Thank you Susie - I also have podcasts on semi-colons and exclamation points.



Guitarist said:


> OK, it's late and I'm really sleepy but when I saw this thread title just now (even though I've seen it before) I thought it said "Fear of Comcast"! lol



LOL!

"Nooooo - not the cable guy!!!"


----------



## Shalimar (Apr 22, 2016)

Tn, funnily enough, I have a red fedora. Lol.


----------



## ancient mariner (Apr 19, 2018)

The Red Hat Society has become the international society dedicated to reshaping the way women are viewed in today's culture RHS supports and encourages women to pursue fun, friendship, freedom, fulfillment of lifelong dreams and fitness. It serves as the center point for all communications and opportunities for its members offering tools, tips, discounts, services and events specifically with Red Hatters in mind. The Red Hat Society has spent over a decade developing a strong online communication tool for Members assisting them in gaining new and exciting ways to enjoy life, sharing their unique and motivating stories and helping Members find local hatters and activities they can participate in. Women over age 50 are known as "Red Hatters," while those under 50 are lovingly referred to as "Pink Hatters."


----------



## ancient mariner (Apr 19, 2018)

When I am an old woman I shall wear purple
With a red hat which doesn't go, and doesn't suit me.
And I shall spend my pension on brandy and summer gloves
And satin sandals, and say we've no money for butter.
I shall sit down on the pavement when I'm tired
And gobble up samples in shops and press alarm bells
And run my stick along the public railings
And make up for the sobriety of my youth.
I shall go out in my slippers in the rain
And pick flowers in other people's gardens
And learn to spit.

You can wear terrible shirts and grow more fat
And eat three pounds of sausages at a go
Or only bread and pickle for a week
And hoard pens and pencils and beermats and things in boxes.

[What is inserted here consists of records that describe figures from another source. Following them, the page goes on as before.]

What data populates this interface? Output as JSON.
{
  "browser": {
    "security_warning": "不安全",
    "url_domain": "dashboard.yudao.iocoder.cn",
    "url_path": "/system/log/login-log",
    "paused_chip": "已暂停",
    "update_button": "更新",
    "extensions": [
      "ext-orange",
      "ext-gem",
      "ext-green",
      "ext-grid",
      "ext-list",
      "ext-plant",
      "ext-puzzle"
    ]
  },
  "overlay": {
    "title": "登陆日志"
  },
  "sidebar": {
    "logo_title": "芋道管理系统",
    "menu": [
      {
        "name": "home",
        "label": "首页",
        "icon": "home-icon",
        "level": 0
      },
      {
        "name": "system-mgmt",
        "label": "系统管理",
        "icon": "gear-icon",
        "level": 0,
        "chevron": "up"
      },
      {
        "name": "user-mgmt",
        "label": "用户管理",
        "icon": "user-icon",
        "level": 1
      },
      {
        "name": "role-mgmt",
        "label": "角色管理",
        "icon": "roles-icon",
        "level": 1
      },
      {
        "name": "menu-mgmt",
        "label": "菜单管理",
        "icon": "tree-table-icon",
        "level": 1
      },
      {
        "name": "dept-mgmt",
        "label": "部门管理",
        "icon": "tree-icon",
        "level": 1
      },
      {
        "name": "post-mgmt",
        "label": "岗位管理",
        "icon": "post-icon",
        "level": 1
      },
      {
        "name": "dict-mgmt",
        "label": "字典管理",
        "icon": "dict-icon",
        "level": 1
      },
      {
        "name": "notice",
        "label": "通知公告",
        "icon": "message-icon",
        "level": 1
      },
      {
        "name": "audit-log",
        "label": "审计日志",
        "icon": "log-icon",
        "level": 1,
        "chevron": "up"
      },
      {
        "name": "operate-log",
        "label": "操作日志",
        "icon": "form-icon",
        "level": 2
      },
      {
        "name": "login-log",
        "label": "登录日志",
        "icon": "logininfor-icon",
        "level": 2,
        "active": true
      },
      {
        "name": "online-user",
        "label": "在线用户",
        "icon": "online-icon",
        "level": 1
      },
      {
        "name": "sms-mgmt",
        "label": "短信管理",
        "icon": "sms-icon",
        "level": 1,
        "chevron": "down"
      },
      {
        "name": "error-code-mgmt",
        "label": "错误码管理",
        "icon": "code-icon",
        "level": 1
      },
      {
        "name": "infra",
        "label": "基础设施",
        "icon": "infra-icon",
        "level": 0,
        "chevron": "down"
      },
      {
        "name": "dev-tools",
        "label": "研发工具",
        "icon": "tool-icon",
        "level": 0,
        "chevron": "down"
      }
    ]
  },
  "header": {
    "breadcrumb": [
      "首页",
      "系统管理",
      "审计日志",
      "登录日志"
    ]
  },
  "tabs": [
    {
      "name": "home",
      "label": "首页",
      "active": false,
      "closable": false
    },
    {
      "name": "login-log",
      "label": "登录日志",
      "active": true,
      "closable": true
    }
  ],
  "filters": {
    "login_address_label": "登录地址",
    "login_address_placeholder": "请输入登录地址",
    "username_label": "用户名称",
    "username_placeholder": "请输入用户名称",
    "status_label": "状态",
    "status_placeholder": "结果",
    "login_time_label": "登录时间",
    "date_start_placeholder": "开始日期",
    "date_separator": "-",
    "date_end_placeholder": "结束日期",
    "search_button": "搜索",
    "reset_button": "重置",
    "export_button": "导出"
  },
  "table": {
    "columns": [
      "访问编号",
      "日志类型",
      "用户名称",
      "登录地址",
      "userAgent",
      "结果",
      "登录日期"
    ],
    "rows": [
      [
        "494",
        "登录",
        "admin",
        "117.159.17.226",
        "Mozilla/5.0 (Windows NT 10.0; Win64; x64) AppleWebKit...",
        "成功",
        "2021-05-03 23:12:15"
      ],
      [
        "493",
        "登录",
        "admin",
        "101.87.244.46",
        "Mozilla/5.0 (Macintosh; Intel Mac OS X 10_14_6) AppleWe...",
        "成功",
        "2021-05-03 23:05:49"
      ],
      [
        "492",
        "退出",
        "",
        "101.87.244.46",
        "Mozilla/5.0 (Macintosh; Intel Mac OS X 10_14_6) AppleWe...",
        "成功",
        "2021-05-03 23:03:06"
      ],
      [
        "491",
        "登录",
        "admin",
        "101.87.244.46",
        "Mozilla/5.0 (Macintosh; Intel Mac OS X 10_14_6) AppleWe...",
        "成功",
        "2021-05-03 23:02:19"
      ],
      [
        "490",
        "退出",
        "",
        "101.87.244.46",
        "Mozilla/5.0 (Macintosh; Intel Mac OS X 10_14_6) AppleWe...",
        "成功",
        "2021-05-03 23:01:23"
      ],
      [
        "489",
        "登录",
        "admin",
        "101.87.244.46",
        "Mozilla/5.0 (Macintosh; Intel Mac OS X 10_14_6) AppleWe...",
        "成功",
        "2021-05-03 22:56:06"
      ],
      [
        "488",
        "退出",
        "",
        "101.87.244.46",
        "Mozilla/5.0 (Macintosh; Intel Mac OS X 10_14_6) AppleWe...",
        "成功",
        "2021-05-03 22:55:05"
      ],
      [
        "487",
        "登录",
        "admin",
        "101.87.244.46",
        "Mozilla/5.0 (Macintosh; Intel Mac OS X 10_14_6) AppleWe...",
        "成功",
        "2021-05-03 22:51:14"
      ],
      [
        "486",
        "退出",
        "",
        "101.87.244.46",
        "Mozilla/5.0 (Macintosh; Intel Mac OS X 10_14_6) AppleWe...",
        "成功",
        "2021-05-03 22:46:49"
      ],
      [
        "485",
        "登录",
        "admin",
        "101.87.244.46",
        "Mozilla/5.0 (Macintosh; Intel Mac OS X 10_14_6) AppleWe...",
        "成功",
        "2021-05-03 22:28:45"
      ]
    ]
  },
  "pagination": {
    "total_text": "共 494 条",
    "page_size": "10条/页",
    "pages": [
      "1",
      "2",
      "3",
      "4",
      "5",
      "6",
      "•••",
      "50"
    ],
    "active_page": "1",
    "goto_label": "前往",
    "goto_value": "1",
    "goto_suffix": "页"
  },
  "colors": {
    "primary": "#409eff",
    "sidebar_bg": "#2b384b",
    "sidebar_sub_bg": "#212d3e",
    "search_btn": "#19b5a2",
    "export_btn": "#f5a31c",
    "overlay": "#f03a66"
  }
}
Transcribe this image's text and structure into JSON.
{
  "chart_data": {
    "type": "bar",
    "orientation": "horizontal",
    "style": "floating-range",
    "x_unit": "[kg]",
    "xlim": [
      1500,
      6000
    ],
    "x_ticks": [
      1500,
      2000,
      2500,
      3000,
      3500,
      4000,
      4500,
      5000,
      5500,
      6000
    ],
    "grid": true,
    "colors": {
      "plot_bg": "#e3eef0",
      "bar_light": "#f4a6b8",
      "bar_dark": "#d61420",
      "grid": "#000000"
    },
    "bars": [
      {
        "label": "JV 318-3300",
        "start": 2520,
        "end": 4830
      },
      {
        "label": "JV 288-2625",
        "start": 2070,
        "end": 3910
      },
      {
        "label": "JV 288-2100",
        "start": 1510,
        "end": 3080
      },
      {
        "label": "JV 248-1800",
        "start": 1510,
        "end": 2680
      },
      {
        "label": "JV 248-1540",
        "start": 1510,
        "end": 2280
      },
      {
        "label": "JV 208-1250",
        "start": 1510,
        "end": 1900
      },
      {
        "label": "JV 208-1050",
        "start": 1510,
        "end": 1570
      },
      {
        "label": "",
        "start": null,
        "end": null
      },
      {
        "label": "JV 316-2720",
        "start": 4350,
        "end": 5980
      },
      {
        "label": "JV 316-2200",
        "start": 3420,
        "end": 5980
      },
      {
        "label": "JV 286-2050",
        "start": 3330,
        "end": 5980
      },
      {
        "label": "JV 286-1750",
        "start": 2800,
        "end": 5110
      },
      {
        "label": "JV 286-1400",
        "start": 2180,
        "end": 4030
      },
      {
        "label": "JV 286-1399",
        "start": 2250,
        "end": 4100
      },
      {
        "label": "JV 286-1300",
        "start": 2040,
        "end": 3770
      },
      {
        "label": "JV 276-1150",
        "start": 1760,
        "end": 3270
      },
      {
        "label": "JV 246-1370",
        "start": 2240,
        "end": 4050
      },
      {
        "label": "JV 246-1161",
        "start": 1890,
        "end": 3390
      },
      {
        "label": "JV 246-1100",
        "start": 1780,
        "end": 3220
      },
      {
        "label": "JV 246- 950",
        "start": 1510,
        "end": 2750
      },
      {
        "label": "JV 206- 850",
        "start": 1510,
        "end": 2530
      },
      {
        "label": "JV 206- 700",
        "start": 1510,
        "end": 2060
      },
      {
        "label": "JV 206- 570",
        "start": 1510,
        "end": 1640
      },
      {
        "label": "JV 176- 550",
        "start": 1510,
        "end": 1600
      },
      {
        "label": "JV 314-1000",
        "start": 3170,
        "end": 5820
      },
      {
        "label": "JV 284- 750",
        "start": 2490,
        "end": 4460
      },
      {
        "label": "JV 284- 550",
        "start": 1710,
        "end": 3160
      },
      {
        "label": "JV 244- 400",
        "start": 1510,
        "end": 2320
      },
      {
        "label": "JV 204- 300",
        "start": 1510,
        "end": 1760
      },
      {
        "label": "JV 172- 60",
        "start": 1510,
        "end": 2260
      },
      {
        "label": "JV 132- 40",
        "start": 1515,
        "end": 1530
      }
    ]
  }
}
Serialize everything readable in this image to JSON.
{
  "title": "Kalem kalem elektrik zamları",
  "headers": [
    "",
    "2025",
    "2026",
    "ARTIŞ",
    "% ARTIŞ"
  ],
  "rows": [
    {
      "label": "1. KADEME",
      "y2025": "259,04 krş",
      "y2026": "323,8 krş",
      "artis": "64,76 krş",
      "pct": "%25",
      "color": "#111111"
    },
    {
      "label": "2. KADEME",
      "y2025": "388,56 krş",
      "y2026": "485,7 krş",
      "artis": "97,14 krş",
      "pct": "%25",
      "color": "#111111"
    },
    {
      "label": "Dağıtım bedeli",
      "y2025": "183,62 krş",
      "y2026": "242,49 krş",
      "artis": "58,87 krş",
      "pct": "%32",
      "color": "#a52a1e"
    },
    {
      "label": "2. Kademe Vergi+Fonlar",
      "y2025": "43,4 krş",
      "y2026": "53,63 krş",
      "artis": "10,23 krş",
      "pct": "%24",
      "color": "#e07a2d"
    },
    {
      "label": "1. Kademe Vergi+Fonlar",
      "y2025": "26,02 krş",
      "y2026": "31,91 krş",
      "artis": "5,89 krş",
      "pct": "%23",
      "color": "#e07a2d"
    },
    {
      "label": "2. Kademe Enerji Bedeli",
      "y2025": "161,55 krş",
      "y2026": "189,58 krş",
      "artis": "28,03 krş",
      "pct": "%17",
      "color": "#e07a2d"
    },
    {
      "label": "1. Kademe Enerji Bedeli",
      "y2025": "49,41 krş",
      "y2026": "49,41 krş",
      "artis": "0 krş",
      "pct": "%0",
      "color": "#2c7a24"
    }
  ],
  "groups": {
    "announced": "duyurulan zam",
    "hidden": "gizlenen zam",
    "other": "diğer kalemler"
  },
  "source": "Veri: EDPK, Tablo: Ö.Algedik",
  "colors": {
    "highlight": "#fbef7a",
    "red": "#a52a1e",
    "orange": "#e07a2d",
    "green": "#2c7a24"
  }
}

But now we must have clothes that keep us dry
And pay our rent and not swear in the street
And set a good example for the children.
We must have friends to dinner and read the papers.

But maybe I ought to practice a little now?
So people who know me are not too shocked and surprised
When suddenly I am old, and start to wear purple. 


Jenny Joseph


----------



## C'est Moi (Apr 20, 2018)

Commas, no problem.   Superfluous apostrophes... argh.   :upset:


----------



## helenbacque (Apr 20, 2018)

Any help for colons and semicolons, apostrophes, ellipses?


----------



## RadishRose (Apr 20, 2018)

They say people should have a colonoscopy every 3 years.

Regular exercise should help with atrophies and don't look at eclipses without special glasses.layful:


----------



## Radrook (Apr 21, 2018)

That program seems more programed to harass than it is to teach. Thanks for the blog link, Will check it out.


----------



## Radrook (Apr 21, 2018)

Wrigley's said:


> Grammarly, asking for a body-slam. NOW, before it's, too late.



You sure as hell don't wanna mess with Grammarly. Dat's fo sure!


----------